With Apple’s lauded retina screen gaining traction, image format and resolution should be a primary consideration for app builders in 2016. Grainy, low-res images will no longer be tolerated, suggesting that scalable vector graphics (SVGs) will become the new norm, ultimately replacing .pngs and .jpgs. Moreover, moving images are quickly replacing static graphics: as human vision is highly attuned to motion perception, it’s a smart way of grabbing attention and making your app stand out from the crowd. Looping .gifs have been popping up all over as an integral part of the app’s design, as well as its hosted content.
While resolution is improving across the board, legibility is always a concern and major technical hurdle on relatively small smartphone screens — as developer John Newman of Axial points out, readability always trumps branding. Designers are moving towards using bold, non-serif fonts to deliver their messages, with clever use of whitespace to make sure the words pop right off the screen.
Simply put, the apps that are the most fun and intuitive are the apps that actually get used. No matter the purpose of their program, savvy app designers will be thinking about how to gamify the the experience with microinteractions, or “clunks” as Econsultancy calls them. Just as improved displays have forced app designers to step their graphic design game up, 3D Touch on the iPhone 6s adds an extra dimension to interfacing — the opportunities for game designers in particular are immense. That said, this idea is still a relatively new one, and whether or not users will embrace it still remains to be seen.
Keep it Simple
Everybody hates filling in lots of forms — especially on their mobile devices. As a result, registration processes are becoming more and more streamlined, with a trend towards all-in-one name fields, as opposed to separating first names and surnames.
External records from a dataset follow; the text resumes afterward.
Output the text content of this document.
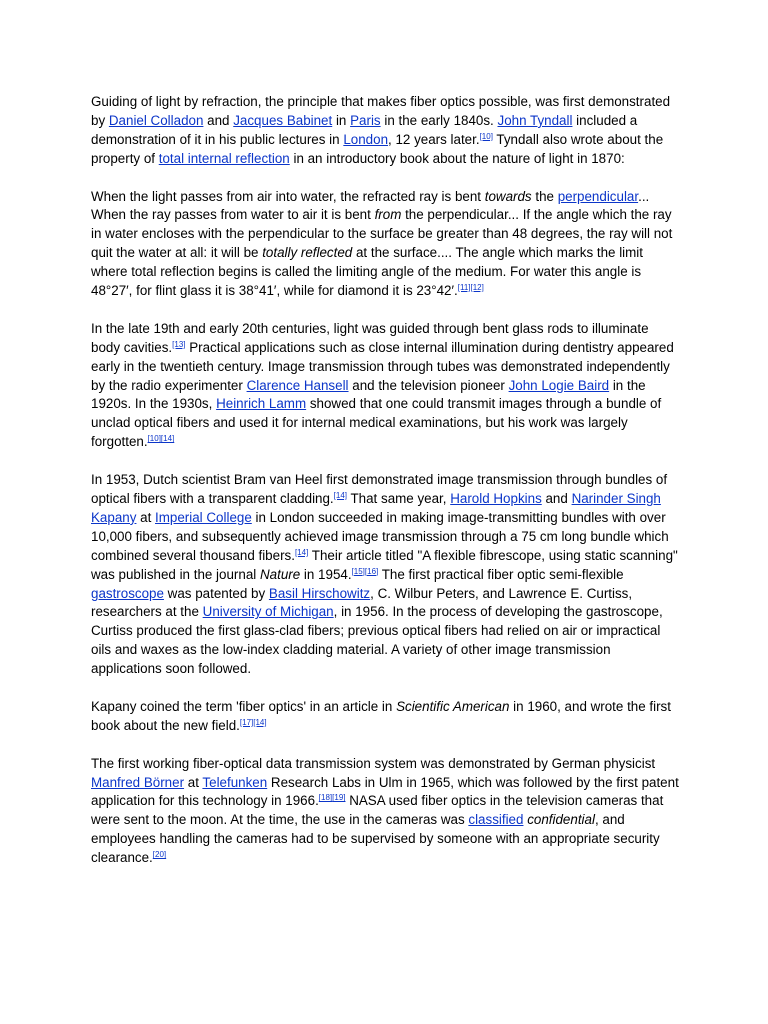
Guiding of light by refraction, the principle that makes fiber optics possible, was first demonstrated by Daniel Colladon and Jacques Babinet in Paris in the early 1840s. John Tyndall included a demonstration of it in his public lectures in London, 12 years later.[10] Tyndall also wrote about the property of total internal reflection in an introductory book about the nature of light in 1870:

When the light passes from air into water, the refracted ray is bent towards the perpendicular... When the ray passes from water to air it is bent from the perpendicular... If the angle which the ray in water encloses with the perpendicular to the surface be greater than 48 degrees, the ray will not quit the water at all: it will be totally reflected at the surface.... The angle which marks the limit where total reflection begins is called the limiting angle of the medium. For water this angle is 48°27′, for flint glass it is 38°41′, while for diamond it is 23°42′.[11][12]

In the late 19th and early 20th centuries, light was guided through bent glass rods to illuminate body cavities.[13] Practical applications such as close internal illumination during dentistry appeared early in the twentieth century. Image transmission through tubes was demonstrated independently by the radio experimenter Clarence Hansell and the television pioneer John Logie Baird in the 1920s. In the 1930s, Heinrich Lamm showed that one could transmit images through a bundle of unclad optical fibers and used it for internal medical examinations, but his work was largely forgotten.[10][14]

In 1953, Dutch scientist Bram van Heel first demonstrated image transmission through bundles of optical fibers with a transparent cladding.[14] That same year, Harold Hopkins and Narinder Singh Kapany at Imperial College in London succeeded in making image-transmitting bundles with over 10,000 fibers, and subsequently achieved image transmission through a 75 cm long bundle which combined several thousand fibers.[14] Their article titled "A flexible fibrescope, using static scanning" was published in the journal Nature in 1954.[15][16] The first practical fiber optic semi-flexible gastroscope was patented by Basil Hirschowitz, C. Wilbur Peters, and Lawrence E. Curtiss, researchers at the University of Michigan, in 1956. In the process of developing the gastroscope, Curtiss produced the first glass-clad fibers; previous optical fibers had relied on air or impractical oils and waxes as the low-index cladding material. A variety of other image transmission applications soon followed.

Kapany coined the term 'fiber optics' in an article in Scientific American in 1960, and wrote the first book about the new field.[17][14]

The first working fiber-optical data transmission system was demonstrated by German physicist Manfred Börner at Telefunken Research Labs in Ulm in 1965, which was followed by the first patent application for this technology in 1966.[18][19] NASA used fiber optics in the television cameras that were sent to the moon. At the time, the use in the cameras was classified confidential, and employees handling the cameras had to be supervised by someone with an appropriate security clearance.[20]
Even better, allowing users to log in with their preferred social media platform not only spares them excess typing (and the associated finger cramping), but also integrates the app with the platforms that already play a huge part of their daily lives.
When it comes to navigation, it’s time for a shake up. While it might be tempting to condense content into the familiar “hamburger menu,” Awwwards explains these three lines are experiencing an increasing backlash. Why? Aside from being a somewhat played-out, visual cliché, they often hide vital information which should be up front and center. Displaying top level categories prominently, on their own terms, provides your users with much smoother and enjoyable experience.
Apps for All
Perhaps the biggest trend is the democratization of app creation. While the DIY app market has always been a bit more “wild west” than the fully-funded, corporate development landscape, more and more amateurs are getting into the game.
Enabled by DIY sites such as AppMakr, ordinary people can now create their own apps without prior coding knowledge and/or experience. As a result, we will see scores of non-professional developers realizing the endless possibilities that the app platform represents. The infusion of fresh blood and outsider ideas are sure to make 2016 the most exciting year for app development yet — and we can’t wait to see what comes next!